Now, one might argue: so what? Pretty much every student survey works this way. You send out a message to as many students as you can, offer an inducement and hope for the best in terms of response rate. Absent institutional follow-up emails, this approach probably gets you a response rate between 10 and 15% (a $5 incentive won’t move that many students) Serious methodologists grind their teeth over those kinds of low numbers, but increasingly this is the way of the world. Phone polls don’t get much better than this. The surveys we used to do for the Globe and Mail’s Canadian University Report were in that range. The Canadian University Survey Consortium does a bit better than that because of multiple follow-ups and strong institutional engagement. But hell, even StatsCan is down to a 50% response rate on the National Graduates Survey.
Is there non-response bias? Sure. And we have no idea what it is. No one’s ever checked. But these surveys are super-reliable even if they’re not completely valid. Year after year we see stable patterns of responses, and there’s no reason to suspect that the non-response bias is different across institutions. So if we see differences in satisfaction of ten or fifteen percent from one institution from another, most of us in the field are content to accept that finding.

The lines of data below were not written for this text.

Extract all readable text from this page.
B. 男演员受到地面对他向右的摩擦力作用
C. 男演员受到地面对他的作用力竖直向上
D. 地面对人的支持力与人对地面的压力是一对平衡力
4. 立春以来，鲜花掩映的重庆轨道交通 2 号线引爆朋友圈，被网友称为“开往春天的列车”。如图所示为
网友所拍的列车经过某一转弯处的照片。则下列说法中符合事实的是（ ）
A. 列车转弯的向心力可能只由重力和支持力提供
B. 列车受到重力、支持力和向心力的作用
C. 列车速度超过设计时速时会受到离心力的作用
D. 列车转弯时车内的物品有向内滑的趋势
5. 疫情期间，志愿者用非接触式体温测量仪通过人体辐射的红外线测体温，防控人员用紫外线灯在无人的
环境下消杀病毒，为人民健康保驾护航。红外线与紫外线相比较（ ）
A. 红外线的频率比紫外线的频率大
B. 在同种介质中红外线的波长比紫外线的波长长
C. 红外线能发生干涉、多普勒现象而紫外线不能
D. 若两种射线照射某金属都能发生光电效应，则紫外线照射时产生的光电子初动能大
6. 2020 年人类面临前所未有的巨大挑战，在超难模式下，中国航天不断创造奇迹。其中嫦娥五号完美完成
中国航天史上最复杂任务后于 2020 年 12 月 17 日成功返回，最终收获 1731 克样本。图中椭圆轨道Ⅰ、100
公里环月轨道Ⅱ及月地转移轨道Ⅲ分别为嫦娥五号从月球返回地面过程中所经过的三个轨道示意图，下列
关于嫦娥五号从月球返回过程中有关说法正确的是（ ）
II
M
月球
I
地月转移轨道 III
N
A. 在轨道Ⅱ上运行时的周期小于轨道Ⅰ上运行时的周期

So why is the Ministry’s approach so crazy when it’s just using the same one as every one else? First of all, the stakes are completely different. It’s one thing to be named an institution with low levels of student satisfaction. It’s something completely different to be called the sexual assault capital of Ontario. So accuracy matters a lot more.
Second, the differences between institutions are likely to be tiny. We have no reason to believe a priori that rates differ much by institutions. Therefore small biases in response patterns might alter the league table (and let’s be honest, even if Ontario doesn’t publish this as a league table, it will take the Star and the Globe about 30 seconds to turn it into one). But we have no idea what the response biases might be and the government’s methodology makes no attempt to work that out.
Might people who have been assaulted be more likely to answer than those who did not? If so, you’re going to get inflated numbers. Might people have reasons to distort the results? Might a Men’s Rights group encourage all its members to indicate they’d been assaulted to show that assault isn’t really a women’s issue? With low response rates, it wouldn’t take many respondents to get that tactic to work.
The Government is never going to get accurate overall response rates from this approach. They might, after repeated tries, start to see patterns in the data: sexual assault is more prevalent in institutions in large communities than in small ones, maybe; or it might happen more often to students in certain fields of study than others. That might be valuable. But if the first time the data is published all that makes the papers is a rank order of places where students are assaulted, we will have absolutely no way to contextualize the data, no way to assess its reliability or validity.
At best, if the data is reported system-wide, the data will be weak. A better alternative would be to go with a smaller random sample and better incentives so as to obtain higher response rates. But if it remains a voluntary survey *and* there is some intention to publish on a campus-by campus basis, then it will be garbage. And garbage data is a terrible way to support good policy objectives.
Someone – preferably with a better understanding of survey methodology – needs to put a stop to this idea. Now.